Note that the first ever ExtTxn after activation will only have X inputs, as there won’t be a previous block ExtAddr UTXO to spend. If in any block, all the coins are pulled out of the EB, the ExtTxn will still create an output of 0 coins to the ExtAddr. And of course if that happens, the next block’s ExtTxn transaction will spend that output of 0 coins.
For each block, the miner will collect all the transactions sending coins to a version ExtVer address (i.e. peg-in transactions) and then spend them immediately in the ExtTxn. The order of the ExtTxn inputs must match the order of the peg-in transactions in the block.
For each block, the miner will collect all the peg-out transactions in the EB and create corresponding outputs in the ExtTxn sending coins out on the canonical side. The order of the ExtTxn outputs must match the order of the peg-out transactions.
Note that it is not possible for a peg-out transaction to send coins to a version ExtVer address. In other words, one cannot peg-out to a peg-in address.
All the fees in the EB will be collected on the canonical side as fees on the ExtTxn. This is how the fees of the EB are paid out to the miners.
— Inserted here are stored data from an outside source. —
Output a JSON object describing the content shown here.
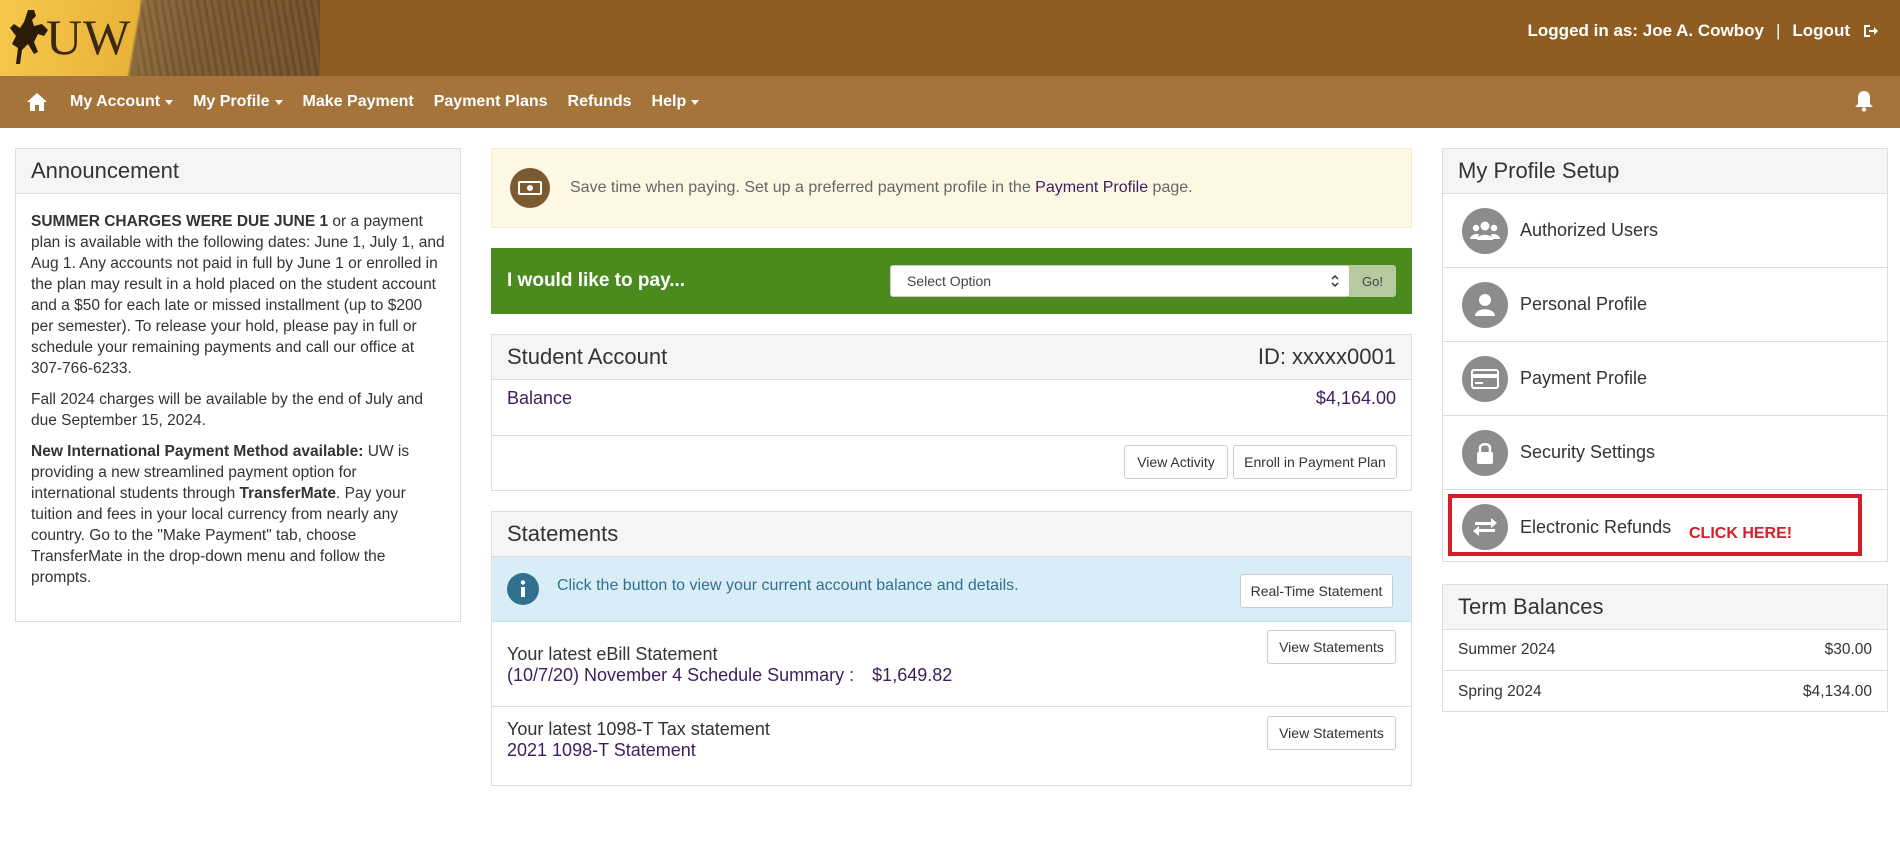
{
  "header": {
    "logo_text": "UW",
    "logged_in_as": "Logged in as: Joe A. Cowboy",
    "separator": "|",
    "logout": "Logout"
  },
  "nav": {
    "items": [
      {
        "label": "My Account",
        "dropdown": true
      },
      {
        "label": "My Profile",
        "dropdown": true
      },
      {
        "label": "Make Payment",
        "dropdown": false
      },
      {
        "label": "Payment Plans",
        "dropdown": false
      },
      {
        "label": "Refunds",
        "dropdown": false
      },
      {
        "label": "Help",
        "dropdown": true
      }
    ]
  },
  "announcement": {
    "title": "Announcement",
    "p1_bold": "SUMMER CHARGES WERE DUE JUNE 1",
    "p1_text": " or a payment plan is available with the following dates: June 1, July 1, and Aug 1. Any accounts not paid in full by June 1 or enrolled in the plan may result in a hold placed on the student account and a $50 for each late or missed installment (up to $200 per semester). To release your hold, please pay in full or schedule your remaining payments and call our office at 307-766-6233.",
    "p2_text": "Fall 2024 charges will be available by the end of July and due September 15, 2024.",
    "p3_bold": "New International Payment Method available:",
    "p3_text_a": " UW is providing a new streamlined payment option for international students through ",
    "p3_bold_b": "TransferMate",
    "p3_text_b": ". Pay your tuition and fees in your local currency from nearly any country. Go to the \"Make Payment\" tab, choose TransferMate in the drop-down menu and follow the prompts."
  },
  "promo": {
    "text_before": "Save time when paying. Set up a preferred payment profile in the ",
    "link": "Payment Profile",
    "text_after": " page."
  },
  "pay": {
    "label": "I would like to pay...",
    "select_value": "Select Option",
    "go": "Go!"
  },
  "student_account": {
    "title": "Student Account",
    "id": "ID: xxxxx0001",
    "balance_label": "Balance",
    "balance_value": "$4,164.00",
    "view_activity": "View Activity",
    "enroll_plan": "Enroll in Payment Plan"
  },
  "statements": {
    "title": "Statements",
    "info_text": "Click the button to view your current account balance and details.",
    "realtime_button": "Real-Time Statement",
    "ebill_title": "Your latest eBill Statement",
    "ebill_link": "(10/7/20) November 4 Schedule Summary :",
    "ebill_amount": "$1,649.82",
    "tax_title": "Your latest 1098-T Tax statement",
    "tax_link": "2021 1098-T Statement",
    "view_statements": "View Statements"
  },
  "profile_setup": {
    "title": "My Profile Setup",
    "items": [
      {
        "label": "Authorized Users",
        "icon": "users-icon"
      },
      {
        "label": "Personal Profile",
        "icon": "person-icon"
      },
      {
        "label": "Payment Profile",
        "icon": "credit-card-icon"
      },
      {
        "label": "Security Settings",
        "icon": "lock-icon"
      },
      {
        "label": "Electronic Refunds",
        "icon": "exchange-icon"
      }
    ],
    "click_here": "CLICK HERE!"
  },
  "term_balances": {
    "title": "Term Balances",
    "rows": [
      {
        "term": "Summer 2024",
        "amount": "$30.00"
      },
      {
        "term": "Spring 2024",
        "amount": "$4,134.00"
      }
    ]
  },
  "colors": {
    "header_brown": "#8f5c22",
    "nav_brown": "#a4743b",
    "pay_green": "#4b8a1c",
    "link_purple": "#3b1f5c",
    "highlight_red": "#d61d28"
  }
}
The extension block can be used to increase the effective block size of the blockchain.
Extension Blocks(EB) function like a soft fork in that older software do not need to upgrade. But non-upgraded nodes i.e. non-EB nodes, will not be able to validate any transactions within the EB. Nevertheless, wallets should treat "anyone-can-spend" scripts with care and non-upgraded nodes are strongly encouraged to upgrade.
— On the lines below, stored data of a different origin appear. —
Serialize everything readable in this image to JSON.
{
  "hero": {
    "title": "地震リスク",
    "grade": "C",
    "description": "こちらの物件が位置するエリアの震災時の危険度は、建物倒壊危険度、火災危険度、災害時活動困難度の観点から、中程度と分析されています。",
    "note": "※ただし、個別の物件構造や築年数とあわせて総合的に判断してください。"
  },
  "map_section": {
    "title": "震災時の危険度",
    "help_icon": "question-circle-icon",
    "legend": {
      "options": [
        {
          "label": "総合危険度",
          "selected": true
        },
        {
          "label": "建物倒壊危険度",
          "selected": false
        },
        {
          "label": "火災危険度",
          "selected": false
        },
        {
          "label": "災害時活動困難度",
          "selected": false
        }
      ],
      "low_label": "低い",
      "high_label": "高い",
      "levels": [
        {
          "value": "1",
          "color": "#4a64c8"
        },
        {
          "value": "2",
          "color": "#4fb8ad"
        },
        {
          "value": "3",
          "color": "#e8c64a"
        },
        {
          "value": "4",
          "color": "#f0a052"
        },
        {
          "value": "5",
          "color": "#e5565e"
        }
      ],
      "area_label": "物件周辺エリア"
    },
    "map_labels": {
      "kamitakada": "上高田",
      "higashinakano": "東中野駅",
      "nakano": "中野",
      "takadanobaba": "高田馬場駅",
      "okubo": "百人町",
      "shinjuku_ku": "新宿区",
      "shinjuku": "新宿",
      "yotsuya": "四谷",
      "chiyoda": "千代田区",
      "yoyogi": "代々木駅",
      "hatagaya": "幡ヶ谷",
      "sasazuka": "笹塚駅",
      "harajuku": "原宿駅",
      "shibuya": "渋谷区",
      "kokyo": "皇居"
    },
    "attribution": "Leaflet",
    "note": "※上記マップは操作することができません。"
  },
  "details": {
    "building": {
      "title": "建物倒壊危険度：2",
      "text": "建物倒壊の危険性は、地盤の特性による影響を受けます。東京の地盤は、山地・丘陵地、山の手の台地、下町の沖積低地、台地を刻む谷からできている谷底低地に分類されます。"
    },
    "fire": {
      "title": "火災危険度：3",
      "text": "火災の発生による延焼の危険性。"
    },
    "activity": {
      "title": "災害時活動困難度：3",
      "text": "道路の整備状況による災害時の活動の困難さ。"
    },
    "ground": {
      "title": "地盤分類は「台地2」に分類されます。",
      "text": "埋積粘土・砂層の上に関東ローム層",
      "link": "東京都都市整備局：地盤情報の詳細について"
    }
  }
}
It can validate regular Litecoin transactions. It can also validate the amount of LTC peg-in and peg-out of the EB on the canonical side.
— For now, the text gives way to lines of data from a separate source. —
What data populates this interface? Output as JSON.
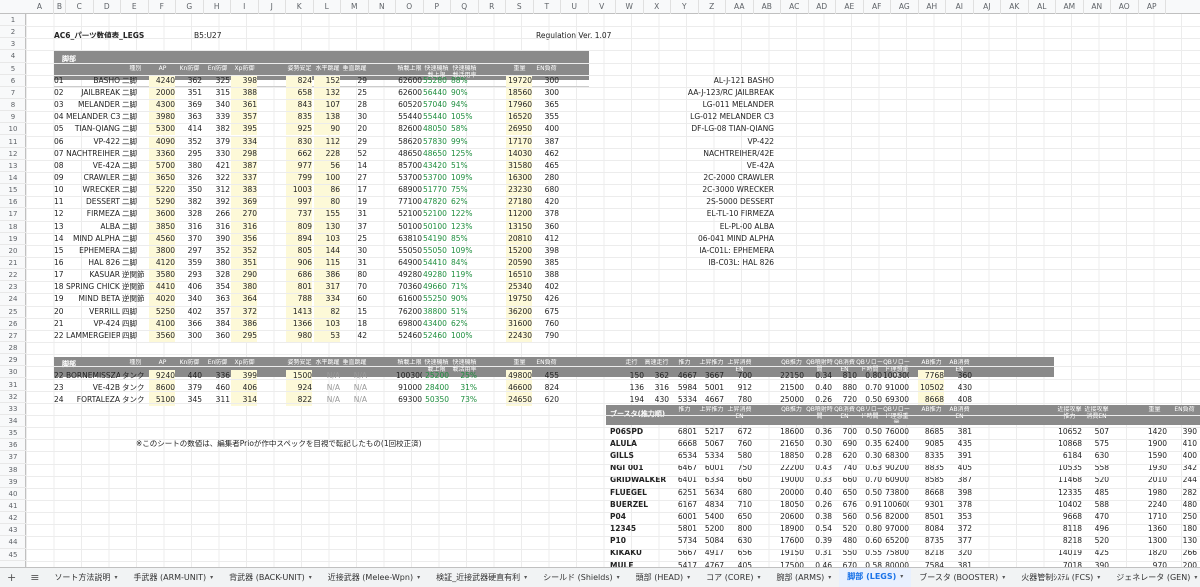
{
  "columns": [
    "A",
    "B",
    "C",
    "D",
    "E",
    "F",
    "G",
    "H",
    "I",
    "J",
    "K",
    "L",
    "M",
    "N",
    "O",
    "P",
    "Q",
    "R",
    "S",
    "T",
    "U",
    "V",
    "W",
    "X",
    "Y",
    "Z",
    "AA",
    "AB",
    "AC",
    "AD",
    "AE",
    "AF",
    "AG",
    "AH",
    "AI",
    "AJ",
    "AK",
    "AL",
    "AM",
    "AN",
    "AO",
    "AP"
  ],
  "rows": [
    "1",
    "2",
    "3",
    "4",
    "5",
    "6",
    "7",
    "8",
    "9",
    "10",
    "11",
    "12",
    "13",
    "14",
    "15",
    "16",
    "17",
    "18",
    "19",
    "20",
    "21",
    "22",
    "23",
    "24",
    "25",
    "26",
    "27",
    "28",
    "29",
    "30",
    "31",
    "32",
    "33",
    "34",
    "35",
    "36",
    "37",
    "38",
    "39",
    "40",
    "41",
    "42",
    "43",
    "44",
    "45"
  ],
  "title": "AC6_パーツ数値表_LEGS",
  "range": "B5:U27",
  "regulation": "Regulation Ver. 1.07",
  "section1": {
    "label": "脚部",
    "headers": [
      "種別",
      "AP",
      "Kn防御",
      "En防御",
      "Xp防御",
      "姿勢安定",
      "水平跳躍",
      "垂直跳躍",
      "積載上限",
      "快速機積載上限",
      "快速機積載活用率",
      "重量",
      "EN負荷"
    ]
  },
  "legs": [
    [
      "01",
      "BASHO",
      "二脚",
      "4240",
      "362",
      "325",
      "398",
      "824",
      "152",
      "29",
      "62600",
      "55280",
      "88%",
      "19720",
      "300",
      "AL-J-121 BASHO"
    ],
    [
      "02",
      "JAILBREAK",
      "二脚",
      "2000",
      "351",
      "315",
      "388",
      "658",
      "132",
      "25",
      "62600",
      "56440",
      "90%",
      "18560",
      "300",
      "AA-J-123/RC JAILBREAK"
    ],
    [
      "03",
      "MELANDER",
      "二脚",
      "4300",
      "369",
      "340",
      "361",
      "843",
      "107",
      "28",
      "60520",
      "57040",
      "94%",
      "17960",
      "365",
      "LG-011 MELANDER"
    ],
    [
      "04",
      "MELANDER C3",
      "二脚",
      "3980",
      "363",
      "339",
      "357",
      "835",
      "138",
      "30",
      "55440",
      "55440",
      "105%",
      "16520",
      "355",
      "LG-012 MELANDER C3"
    ],
    [
      "05",
      "TIAN-QIANG",
      "二脚",
      "5300",
      "414",
      "382",
      "395",
      "925",
      "90",
      "20",
      "82600",
      "48050",
      "58%",
      "26950",
      "400",
      "DF-LG-08 TIAN-QIANG"
    ],
    [
      "06",
      "VP-422",
      "二脚",
      "4090",
      "352",
      "379",
      "334",
      "830",
      "112",
      "29",
      "58620",
      "57830",
      "99%",
      "17170",
      "387",
      "VP-422"
    ],
    [
      "07",
      "NACHTREIHER",
      "二脚",
      "3360",
      "295",
      "330",
      "298",
      "662",
      "228",
      "52",
      "48650",
      "48650",
      "125%",
      "14030",
      "462",
      "NACHTREIHER/42E"
    ],
    [
      "08",
      "VE-42A",
      "二脚",
      "5700",
      "380",
      "421",
      "387",
      "977",
      "56",
      "14",
      "85700",
      "43420",
      "51%",
      "31580",
      "465",
      "VE-42A"
    ],
    [
      "09",
      "CRAWLER",
      "二脚",
      "3650",
      "326",
      "322",
      "337",
      "799",
      "100",
      "27",
      "53700",
      "53700",
      "109%",
      "16300",
      "280",
      "2C-2000 CRAWLER"
    ],
    [
      "10",
      "WRECKER",
      "二脚",
      "5220",
      "350",
      "312",
      "383",
      "1003",
      "86",
      "17",
      "68900",
      "51770",
      "75%",
      "23230",
      "680",
      "2C-3000 WRECKER"
    ],
    [
      "11",
      "DESSERT",
      "二脚",
      "5290",
      "382",
      "392",
      "369",
      "997",
      "80",
      "19",
      "77100",
      "47820",
      "62%",
      "27180",
      "420",
      "2S-5000 DESSERT"
    ],
    [
      "12",
      "FIRMEZA",
      "二脚",
      "3600",
      "328",
      "266",
      "270",
      "737",
      "155",
      "31",
      "52100",
      "52100",
      "122%",
      "11200",
      "378",
      "EL-TL-10 FIRMEZA"
    ],
    [
      "13",
      "ALBA",
      "二脚",
      "3850",
      "316",
      "316",
      "316",
      "809",
      "130",
      "37",
      "50100",
      "50100",
      "123%",
      "13150",
      "360",
      "EL-PL-00 ALBA"
    ],
    [
      "14",
      "MIND ALPHA",
      "二脚",
      "4560",
      "370",
      "390",
      "356",
      "894",
      "103",
      "25",
      "63810",
      "54190",
      "85%",
      "20810",
      "412",
      "06-041 MIND ALPHA"
    ],
    [
      "15",
      "EPHEMERA",
      "二脚",
      "3800",
      "297",
      "352",
      "352",
      "805",
      "144",
      "30",
      "55050",
      "55050",
      "109%",
      "15200",
      "398",
      "IA-C01L: EPHEMERA"
    ],
    [
      "16",
      "HAL 826",
      "二脚",
      "4120",
      "359",
      "380",
      "351",
      "906",
      "115",
      "31",
      "64900",
      "54410",
      "84%",
      "20590",
      "385",
      "IB-C03L: HAL 826"
    ],
    [
      "17",
      "KASUAR",
      "逆関節",
      "3580",
      "293",
      "328",
      "290",
      "686",
      "386",
      "80",
      "49280",
      "49280",
      "119%",
      "16510",
      "388",
      ""
    ],
    [
      "18",
      "SPRING CHICKEN",
      "逆関節",
      "4410",
      "406",
      "354",
      "380",
      "801",
      "317",
      "70",
      "70360",
      "49660",
      "71%",
      "25340",
      "402",
      ""
    ],
    [
      "19",
      "MIND BETA",
      "逆関節",
      "4020",
      "340",
      "363",
      "364",
      "788",
      "334",
      "60",
      "61600",
      "55250",
      "90%",
      "19750",
      "426",
      ""
    ],
    [
      "20",
      "VERRILL",
      "四脚",
      "5250",
      "402",
      "357",
      "372",
      "1413",
      "82",
      "15",
      "76200",
      "38800",
      "51%",
      "36200",
      "675",
      ""
    ],
    [
      "21",
      "VP-424",
      "四脚",
      "4100",
      "366",
      "384",
      "386",
      "1366",
      "103",
      "18",
      "69800",
      "43400",
      "62%",
      "31600",
      "760",
      ""
    ],
    [
      "22",
      "LAMMERGEIER",
      "四脚",
      "3560",
      "300",
      "360",
      "295",
      "980",
      "53",
      "42",
      "52460",
      "52460",
      "100%",
      "22430",
      "790",
      ""
    ]
  ],
  "section2": {
    "label": "脚部",
    "headers": [
      "種別",
      "AP",
      "Kn防御",
      "En防御",
      "Xp防御",
      "姿勢安定",
      "水平跳躍",
      "垂直跳躍",
      "積載上限",
      "快速機積載上限",
      "快速機積載活用率",
      "重量",
      "EN負荷"
    ],
    "extra_headers": [
      "走行",
      "高速走行",
      "推力",
      "上昇推力",
      "上昇消費EN",
      "QB推力",
      "QB噴射時間",
      "QB消費EN",
      "QBリロード時間",
      "QBリロード理想重量",
      "AB推力",
      "AB消費EN"
    ]
  },
  "tanks": [
    [
      "22",
      "BORNEMISSZA",
      "タンク",
      "9240",
      "440",
      "336",
      "399",
      "1500",
      "N/A",
      "N/A",
      "100300",
      "25200",
      "25%",
      "49800",
      "455",
      "150",
      "362",
      "4667",
      "3667",
      "700",
      "22150",
      "0.34",
      "810",
      "0.80",
      "100300",
      "7768",
      "360"
    ],
    [
      "23",
      "VE-42B",
      "タンク",
      "8600",
      "379",
      "460",
      "406",
      "924",
      "N/A",
      "N/A",
      "91000",
      "28400",
      "31%",
      "46600",
      "824",
      "136",
      "316",
      "5984",
      "5001",
      "912",
      "21500",
      "0.40",
      "880",
      "0.70",
      "91000",
      "10502",
      "430"
    ],
    [
      "24",
      "FORTALEZA",
      "タンク",
      "5100",
      "345",
      "311",
      "314",
      "822",
      "N/A",
      "N/A",
      "69300",
      "50350",
      "73%",
      "24650",
      "620",
      "194",
      "430",
      "5334",
      "4667",
      "780",
      "25000",
      "0.26",
      "720",
      "0.50",
      "69300",
      "8668",
      "408"
    ]
  ],
  "note": "※このシートの数値は、編集者Prioが作中スペックを目視で転記したもの(1回校正済)",
  "booster": {
    "label": "ブースタ(推力順)",
    "headers": [
      "推力",
      "上昇推力",
      "上昇消費EN",
      "QB推力",
      "QB噴射時間",
      "QB消費EN",
      "QBリロード時間",
      "QBリロード理想重量",
      "AB推力",
      "AB消費EN",
      "近接攻撃推力",
      "近接攻撃消費EN",
      "重量",
      "EN負荷"
    ],
    "rows": [
      [
        "P06SPD",
        "6801",
        "5217",
        "672",
        "18600",
        "0.36",
        "700",
        "0.50",
        "76000",
        "8685",
        "381",
        "10652",
        "507",
        "1420",
        "390"
      ],
      [
        "ALULA",
        "6668",
        "5067",
        "760",
        "21650",
        "0.30",
        "690",
        "0.35",
        "62400",
        "9085",
        "435",
        "10868",
        "575",
        "1900",
        "410"
      ],
      [
        "GILLS",
        "6534",
        "5334",
        "580",
        "18850",
        "0.28",
        "620",
        "0.30",
        "68300",
        "8335",
        "391",
        "6184",
        "630",
        "1590",
        "400"
      ],
      [
        "NGI 001",
        "6467",
        "6001",
        "750",
        "22200",
        "0.43",
        "740",
        "0.63",
        "90200",
        "8835",
        "405",
        "10535",
        "558",
        "1930",
        "342"
      ],
      [
        "GRIDWALKER",
        "6401",
        "6334",
        "660",
        "19000",
        "0.33",
        "660",
        "0.70",
        "60900",
        "8585",
        "387",
        "11468",
        "520",
        "2010",
        "244"
      ],
      [
        "FLUEGEL",
        "6251",
        "5634",
        "680",
        "20000",
        "0.40",
        "650",
        "0.50",
        "73800",
        "8668",
        "398",
        "12335",
        "485",
        "1980",
        "282"
      ],
      [
        "BUERZEL",
        "6167",
        "4834",
        "710",
        "18050",
        "0.26",
        "676",
        "0.91",
        "100600",
        "9301",
        "378",
        "10402",
        "588",
        "2240",
        "480"
      ],
      [
        "P04",
        "6001",
        "5400",
        "650",
        "20600",
        "0.38",
        "560",
        "0.56",
        "82000",
        "8501",
        "353",
        "9668",
        "470",
        "1710",
        "250"
      ],
      [
        "12345",
        "5801",
        "5200",
        "800",
        "18900",
        "0.54",
        "520",
        "0.80",
        "97000",
        "8084",
        "372",
        "8118",
        "496",
        "1360",
        "180"
      ],
      [
        "P10",
        "5734",
        "5084",
        "630",
        "17600",
        "0.39",
        "480",
        "0.60",
        "65200",
        "8735",
        "377",
        "8218",
        "520",
        "1300",
        "130"
      ],
      [
        "KIKAKU",
        "5667",
        "4917",
        "656",
        "19150",
        "0.31",
        "550",
        "0.55",
        "75800",
        "8218",
        "320",
        "14019",
        "425",
        "1820",
        "266"
      ],
      [
        "MULE",
        "5417",
        "4767",
        "405",
        "17500",
        "0.46",
        "670",
        "0.58",
        "80000",
        "7584",
        "381",
        "7018",
        "390",
        "970",
        "200"
      ]
    ]
  },
  "tabs": [
    "ソート方法説明",
    "手武器 (ARM-UNIT)",
    "背武器 (BACK-UNIT)",
    "近接武器 (Melee-Wpn)",
    "検証_近接武器硬直有利",
    "シールド (Shields)",
    "頭部 (HEAD)",
    "コア (CORE)",
    "腕部 (ARMS)",
    "脚部 (LEGS)",
    "ブースタ (BOOSTER)",
    "火器管制ｼｽﾃﾑ (FCS)",
    "ジェネレータ (GEN)"
  ],
  "active_tab": "脚部 (LEGS)",
  "colors": {
    "header_band": "#8a8a8a",
    "highlight": "#fdf9d8",
    "link": "#1a57b8",
    "active_tab": "#1a73e8"
  }
}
It can not validate transactions in the EB. This means it can not validate EB to EB transactions. It also can not validated peg-in and peg-out transaction kernels and outputs.
It can validate regular Litecoin transactions. It can validate peg-in and peg-out transactions. It can validate EB to EB transactions.
This will be activated with BIP8. The soft fork will be activated 1 year from the day the implementation is released. And miners will be able to activate it early with a 75% signaling threshold.
Special thanks to Johnson Lau for originating the idea of extension blocks.
This document is placed in the public domain.